Political reporter says NBA legend Charles Barkley threatened her

Charles Barkley's commentary is in the headlines again. (Rich Fury/Getty Images)
Charles Barkley's commentary is in the headlines again. (Rich Fury/Getty Images)

Axios political reporter Alexi McCammond said via Twitter that “Inside the NBA” host Charles Barkley threatened her when she asked the Hall of Fame former player about the 2020 presidential race.

According to McCammond, Barkley responded, “I don’t hit women but if I did I would hit you,” when she asked about his political support for former Massachusetts governor and newly announced Democratic presidential candidate Deval Patrick after previously backing South Bend mayor Pete Buttigieg in July.

When McCammond objected, Barkley said she “couldn’t take a joke,” according to the reporter. She alleged that the comments were made in an off-the-record conversation in advance of Wednesday’s Democratic presidential debate in Atlanta, but she opted to make them public because “this is not OK.”

McCammond said that, despite reservations about becoming part of this story, she felt obligated to share Barkley’s alleged threat, citing a 2014 U.S. Department of Justice report that concluded one in four women and one in nine men “experience severe intimate partner physical violence, intimate partner contact sexual violence, and/or intimate partner stalking with impacts such as injury, fearfulness, post-traumatic stress disorder, use of victim services, contraction of sexually transmitted diseases, etc.”

“It’s not about me or my feelings — [though] I’m grateful for the many friends who have reached out,” McCammond tweeted. “But it’s about refusing to allow this culture to perpetuate because of silence on these issues. It’s easier and less awkward to be silent, but that helps NO ONE but the perpetrator.

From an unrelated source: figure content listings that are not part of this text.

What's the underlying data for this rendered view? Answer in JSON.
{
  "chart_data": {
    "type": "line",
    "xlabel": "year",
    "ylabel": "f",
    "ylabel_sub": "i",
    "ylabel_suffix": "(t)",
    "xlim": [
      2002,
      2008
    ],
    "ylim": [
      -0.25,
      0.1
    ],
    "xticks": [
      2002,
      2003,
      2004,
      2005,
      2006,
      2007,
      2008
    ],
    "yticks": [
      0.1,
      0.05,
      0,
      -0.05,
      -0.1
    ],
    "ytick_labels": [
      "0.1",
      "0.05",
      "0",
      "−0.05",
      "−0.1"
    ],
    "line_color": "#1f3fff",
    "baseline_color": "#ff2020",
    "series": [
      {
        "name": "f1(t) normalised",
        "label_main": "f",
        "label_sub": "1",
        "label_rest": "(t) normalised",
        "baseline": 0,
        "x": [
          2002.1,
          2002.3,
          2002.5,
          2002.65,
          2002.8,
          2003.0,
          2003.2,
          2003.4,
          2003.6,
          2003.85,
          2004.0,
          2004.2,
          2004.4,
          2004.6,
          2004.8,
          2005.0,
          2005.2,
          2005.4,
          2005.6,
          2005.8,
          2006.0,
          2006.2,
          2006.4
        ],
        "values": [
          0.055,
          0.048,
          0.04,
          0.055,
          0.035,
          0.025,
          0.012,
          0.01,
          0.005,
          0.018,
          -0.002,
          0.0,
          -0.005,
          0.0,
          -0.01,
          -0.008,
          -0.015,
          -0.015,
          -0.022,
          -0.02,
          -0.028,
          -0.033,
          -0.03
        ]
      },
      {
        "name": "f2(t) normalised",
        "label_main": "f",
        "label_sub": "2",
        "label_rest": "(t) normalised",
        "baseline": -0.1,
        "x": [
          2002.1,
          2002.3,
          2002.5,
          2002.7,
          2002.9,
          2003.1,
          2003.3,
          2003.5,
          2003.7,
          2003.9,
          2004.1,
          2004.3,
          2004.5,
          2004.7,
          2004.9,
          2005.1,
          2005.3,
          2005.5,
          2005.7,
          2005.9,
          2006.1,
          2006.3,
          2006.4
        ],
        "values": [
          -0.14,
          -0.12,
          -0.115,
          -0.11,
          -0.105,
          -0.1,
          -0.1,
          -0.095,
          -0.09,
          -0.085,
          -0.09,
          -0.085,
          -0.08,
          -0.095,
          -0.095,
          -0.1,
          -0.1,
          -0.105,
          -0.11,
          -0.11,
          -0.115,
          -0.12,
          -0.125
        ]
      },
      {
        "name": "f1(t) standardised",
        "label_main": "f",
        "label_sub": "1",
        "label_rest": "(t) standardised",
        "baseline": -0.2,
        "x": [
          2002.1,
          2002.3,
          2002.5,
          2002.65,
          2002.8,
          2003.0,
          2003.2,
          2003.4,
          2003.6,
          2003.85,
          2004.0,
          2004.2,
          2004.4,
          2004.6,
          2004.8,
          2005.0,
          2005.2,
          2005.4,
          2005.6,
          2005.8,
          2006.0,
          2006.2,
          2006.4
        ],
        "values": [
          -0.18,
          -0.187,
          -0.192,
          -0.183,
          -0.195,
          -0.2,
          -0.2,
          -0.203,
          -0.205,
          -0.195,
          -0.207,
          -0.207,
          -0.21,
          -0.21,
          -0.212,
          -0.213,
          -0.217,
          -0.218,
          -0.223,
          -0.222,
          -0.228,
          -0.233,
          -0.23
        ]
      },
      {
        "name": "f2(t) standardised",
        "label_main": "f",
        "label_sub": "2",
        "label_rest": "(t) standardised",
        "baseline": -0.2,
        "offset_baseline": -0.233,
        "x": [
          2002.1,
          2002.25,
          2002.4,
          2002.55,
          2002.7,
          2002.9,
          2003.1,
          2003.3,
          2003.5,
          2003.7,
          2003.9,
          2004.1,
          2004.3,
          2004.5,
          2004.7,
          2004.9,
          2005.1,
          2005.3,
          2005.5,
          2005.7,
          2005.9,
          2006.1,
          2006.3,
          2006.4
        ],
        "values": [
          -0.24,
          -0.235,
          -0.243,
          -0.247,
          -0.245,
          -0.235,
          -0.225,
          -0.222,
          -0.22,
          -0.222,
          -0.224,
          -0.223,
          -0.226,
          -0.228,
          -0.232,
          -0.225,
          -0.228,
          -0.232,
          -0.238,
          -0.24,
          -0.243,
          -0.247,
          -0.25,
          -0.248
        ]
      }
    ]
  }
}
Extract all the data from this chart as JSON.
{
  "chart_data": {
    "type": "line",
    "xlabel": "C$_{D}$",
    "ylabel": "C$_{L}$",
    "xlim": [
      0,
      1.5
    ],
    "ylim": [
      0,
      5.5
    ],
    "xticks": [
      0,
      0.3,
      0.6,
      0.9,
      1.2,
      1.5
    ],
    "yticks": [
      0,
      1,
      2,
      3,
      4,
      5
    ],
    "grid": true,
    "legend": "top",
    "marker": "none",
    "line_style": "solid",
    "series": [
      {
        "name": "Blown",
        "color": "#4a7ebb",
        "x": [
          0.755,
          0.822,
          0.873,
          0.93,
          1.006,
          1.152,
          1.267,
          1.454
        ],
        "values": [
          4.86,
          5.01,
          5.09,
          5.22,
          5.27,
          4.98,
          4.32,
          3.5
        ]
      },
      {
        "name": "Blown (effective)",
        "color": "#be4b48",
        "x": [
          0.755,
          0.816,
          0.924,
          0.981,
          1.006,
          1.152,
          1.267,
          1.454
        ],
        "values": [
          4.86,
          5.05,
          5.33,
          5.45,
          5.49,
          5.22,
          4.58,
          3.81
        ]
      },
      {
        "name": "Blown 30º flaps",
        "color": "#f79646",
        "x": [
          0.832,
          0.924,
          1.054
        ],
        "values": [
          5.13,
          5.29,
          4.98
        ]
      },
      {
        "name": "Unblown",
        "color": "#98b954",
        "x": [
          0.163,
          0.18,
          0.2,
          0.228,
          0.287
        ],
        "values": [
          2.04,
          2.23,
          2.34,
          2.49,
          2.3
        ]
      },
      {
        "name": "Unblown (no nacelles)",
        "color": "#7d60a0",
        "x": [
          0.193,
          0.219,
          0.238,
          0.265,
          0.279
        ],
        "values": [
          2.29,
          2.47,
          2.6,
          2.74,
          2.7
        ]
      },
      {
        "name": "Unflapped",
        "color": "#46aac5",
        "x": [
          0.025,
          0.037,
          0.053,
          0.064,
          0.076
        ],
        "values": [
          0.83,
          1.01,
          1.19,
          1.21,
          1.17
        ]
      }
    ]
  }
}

“I encourage you to consider how you’d respond if a friend said something similar to what Barkley said tonight,” she added on Tuesday. “And then challenge yourself to ask the same of yourself if a stranger (or ‘celebrity’) said that. I hope the answers are the same. Everyone should be held accountable.”

A number of people weighed in on Twitter with examples of Barkley’s past incidents involving females. The 56-year-old made a similar attempt at a joke in a 1990 postgame press conference, when he told reporters, “This is a game that if you lose, you go home and beat your wife and kids. Did you see my wife jumping up and down at the end of the game? That’s because she knew I wasn’t going to beat her.”

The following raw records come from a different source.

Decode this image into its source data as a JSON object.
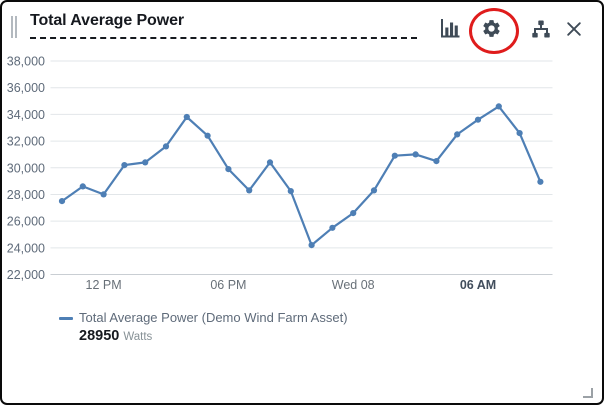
{
  "header": {
    "title": "Total Average Power",
    "icons": [
      "bar-chart",
      "settings-gear",
      "asset-hierarchy",
      "close"
    ],
    "annotation": {
      "type": "red-circle",
      "target": "settings-gear",
      "color": "#df1c1c"
    }
  },
  "chart_data": {
    "type": "line",
    "title": "Total Average Power",
    "grid": true,
    "y_axis": {
      "min": 22000,
      "max": 38000,
      "tick_step": 2000,
      "tick_labels": [
        "38,000",
        "36,000",
        "34,000",
        "32,000",
        "30,000",
        "28,000",
        "26,000",
        "24,000",
        "22,000"
      ]
    },
    "x_axis": {
      "ticks": [
        {
          "label": "12 PM",
          "point_index": 2,
          "bold": false
        },
        {
          "label": "06 PM",
          "point_index": 8,
          "bold": false
        },
        {
          "label": "Wed 08",
          "point_index": 14,
          "bold": false
        },
        {
          "label": "06 AM",
          "point_index": 20,
          "bold": true
        }
      ]
    },
    "series": [
      {
        "name": "Total Average Power (Demo Wind Farm Asset)",
        "unit": "Watts",
        "color": "#4e7fb5",
        "values": [
          27500,
          28600,
          28000,
          30200,
          30400,
          31600,
          33800,
          32400,
          29900,
          28300,
          30400,
          28250,
          24200,
          25500,
          26600,
          28300,
          30900,
          31000,
          30500,
          32500,
          33600,
          34600,
          32600,
          28950
        ]
      }
    ],
    "latest_value": 28950,
    "legend_position": "bottom-left"
  },
  "legend": {
    "series_label": "Total Average Power (Demo Wind Farm Asset)",
    "value": "28950",
    "unit": "Watts"
  }
}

He later apologized for those comments almost 30 years ago.

In 1991, Barkley spit at a heckling fan who allegedly made racist remarks toward him, inadvertently hitting an 8-year-old girl. He reportedly befriended the family, who served as his guest at future games.

At the tail end of his playing career in 1997, Barkley openly opposed both women serving as NBA commentators and the league’s hiring of female referees. He has since also apologized for those takes.

As a commentator, Barkley has likened the Golden State Warriors’ playing style to “girly basketball” and derided the women of San Antonio. Barkley currently works for Turner Sports, which is based in Atlanta.

Turner Sports released a statement on behalf of Barkley on Wednesday morning, in which Barkley apologized for his comments to McCammond.